When loaded as a surround plug-in, Cinematic Rooms lets you choose speakers in pairs (or the centre speaker in mono) and make offsets to any parameter for that pair. You may, for example, want a longer decay time for the rear speakers or a different tonal shape or pre-delay time for the front – all of which is easy to achieve via the intuitive controls in the upper-right corner. Clicking the master speaker configuration will show you whether any speaker pair is using an offset, thus letting you keep track of your settings at a glance.

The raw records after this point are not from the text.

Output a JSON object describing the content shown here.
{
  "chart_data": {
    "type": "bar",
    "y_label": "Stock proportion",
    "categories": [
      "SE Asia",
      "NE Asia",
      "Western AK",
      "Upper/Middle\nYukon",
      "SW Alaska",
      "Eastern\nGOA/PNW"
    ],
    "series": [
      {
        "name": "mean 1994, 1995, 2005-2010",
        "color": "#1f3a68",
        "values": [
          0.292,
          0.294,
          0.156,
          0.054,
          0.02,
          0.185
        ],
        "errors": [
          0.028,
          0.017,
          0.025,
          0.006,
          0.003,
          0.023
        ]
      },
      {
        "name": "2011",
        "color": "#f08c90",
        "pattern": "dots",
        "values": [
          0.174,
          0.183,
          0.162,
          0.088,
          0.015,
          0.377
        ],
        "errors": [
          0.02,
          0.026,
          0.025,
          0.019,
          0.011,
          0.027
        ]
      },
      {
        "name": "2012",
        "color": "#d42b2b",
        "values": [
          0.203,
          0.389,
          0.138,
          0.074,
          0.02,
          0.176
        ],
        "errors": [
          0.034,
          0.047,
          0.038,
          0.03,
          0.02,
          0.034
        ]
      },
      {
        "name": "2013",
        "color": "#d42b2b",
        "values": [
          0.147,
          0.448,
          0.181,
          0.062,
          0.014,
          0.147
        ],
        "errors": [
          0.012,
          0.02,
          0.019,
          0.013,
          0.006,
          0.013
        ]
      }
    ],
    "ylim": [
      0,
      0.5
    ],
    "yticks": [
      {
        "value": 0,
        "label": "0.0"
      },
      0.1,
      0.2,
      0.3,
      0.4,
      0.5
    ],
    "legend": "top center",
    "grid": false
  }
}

Cinematic Rooms sounds gorgeous. It’s rich, lush and dense from the outset but, as should be clear from our tour of the parameters, its true genius lies in just how controllable each stage of the space-designing process is. You can load a preset and get a great sound immediately or dive in as deeply as you like and tweak until your heart’s content. LiquidSonics’ new plug-in perhaps represents a new standard in media-friendly reverb design.

Key features

  • Stereo, LCR, Quad, 5.1, 7.1 – 7.1.6
  • Decay of up to 45 seconds, with Infinity setting
  • Reverb and reflection roll-off
  • Reverb decay contouring
  • Pre-delay with sync
  • Level monitoring
  • Surround, true stereo, multi-mono propagation
  • More than 300 presets with reverb-time-based filtering
  • Buy: KRV Audio, LiquidSonics

Alternatives

Audio Ease Altiverb 7

Audio Ease
Altiverb 7 £770

Long considered a heavyweight in terms of mixing and post-production, Altiverb continues to set the bar for convolution reverbs.

Fabfilter Pro-R

Fabfilter
Pro-R £150

If you’re drawn to Cinematic Rooms’ bespoke sound-shaping options and don’t need surround sound, consider FabFilter’s Pro-R. It’s similarly seamless to operate and boasts a flexible sound as standard.